TESTIMONIAL FROM BERNIE FRIEDMAN, NOV. 26, 2000
I am very grateful to the Washington News Council. In the fall of 1999, I was a candidate for Olympia City Council. During the campaign, The Olympian published an editorial about me that was factually inaccurate and woefully misleading concerning an incident involving me that had happened two months prior to the editorial at an Olympia City Council meeting. That incident was so insignificant the reporter for The Olympian, who was at the meeting, and her editor, did not see fit to print a news story about it. Yet the subsequent editorial purported to describe the incident, described it inaccurately, and concluded from it I lacked the ‘civic deportment’ to qualify me for office. As the election transpired, a swing of 700 votes would have won it for me. It seems likely the unfair editorial could have accounted for that many votes.

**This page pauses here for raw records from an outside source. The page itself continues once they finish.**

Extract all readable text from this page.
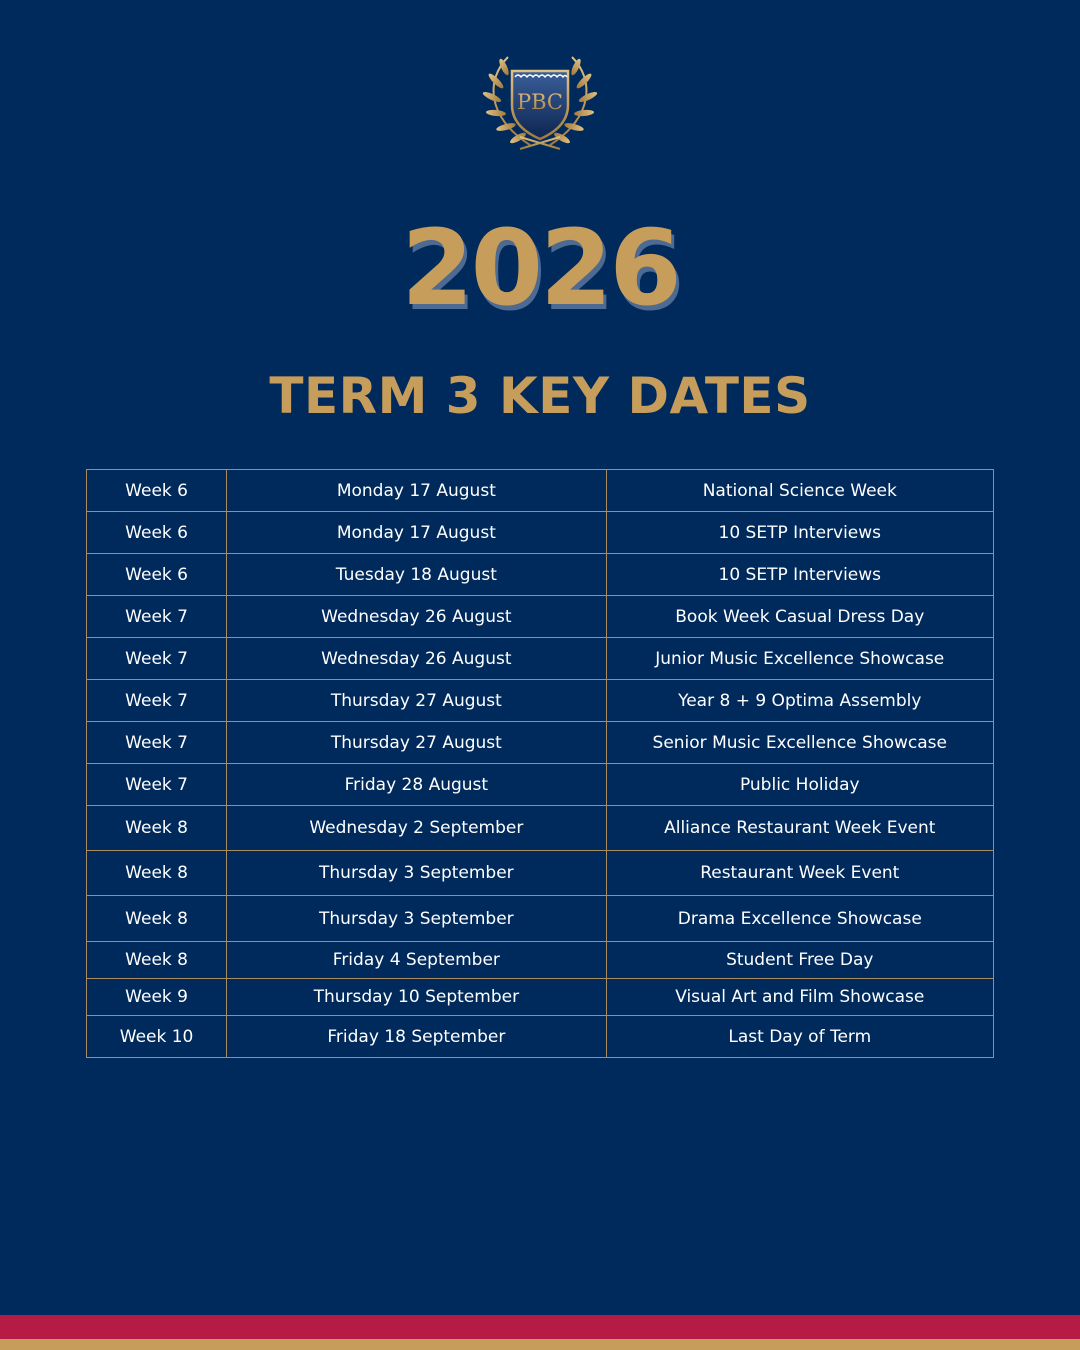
PBC
2026
TERM 3 KEY DATES
Week 6	Monday 17 August	National Science Week
Week 6	Monday 17 August	10 SETP Interviews
Week 6	Tuesday 18 August	10 SETP Interviews
Week 7	Wednesday 26 August	Book Week Casual Dress Day
Week 7	Wednesday 26 August	Junior Music Excellence Showcase
Week 7	Thursday 27 August	Year 8 + 9 Optima Assembly
Week 7	Thursday 27 August	Senior Music Excellence Showcase
Week 7	Friday 28 August	Public Holiday
Week 8	Wednesday 2 September	Alliance Restaurant Week Event
Week 8	Thursday 3 September	Restaurant Week Event
Week 8	Thursday 3 September	Drama Excellence Showcase
Week 8	Friday 4 September	Student Free Day
Week 9	Thursday 10 September	Visual Art and Film Showcase
Week 10	Friday 18 September	Last Day of Term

I learned about the Washington News Council shortly after the election by watching on TVW a dinner event the News Council held honoring one of my friends, Mike Layton. I contacted the News Council and initiated a complaint against The Olympian based mostly on the paper’s violation of its own ethical rules set forth by its parent, Gannett Newspaper Division. The members of the News Council courteously traveled to Olympia for a hearing on my complaint in February, 2000, and I prevailed by a 9-6 vote. That outcome quite literally enabled me to gain back the dignity and respect I had lost in the community as a result of the unfair editorial. Nothing other than such a judgment by a peer institution like the Washington News Council could have achieved that result.
I consider the Washington News Council to be among the most valuable organizations in our state. The various news media are the only occupation that conducts business in our state entirely free of government regulation and oversight. There are no licensing regulations establishing even the most minimal requirements for someone to be a reporter. There are absolutely no sanctions for incompetent, unfair, malicious, reprehensible, corrupt, or self-serving editorials and news reporting. The American people have granted the news media these privileges and exceptions by the First Amendment.
Thus, if not for the Washington News Council, there would be no one to call into account bad news reporting. In a country that prizes due process and fundamental fairness above all other values, the Washington News Council serves a most valuable public function. Those who volunteer their time to the News Council, and those who provide financial support to it, are deserving of the highest honors.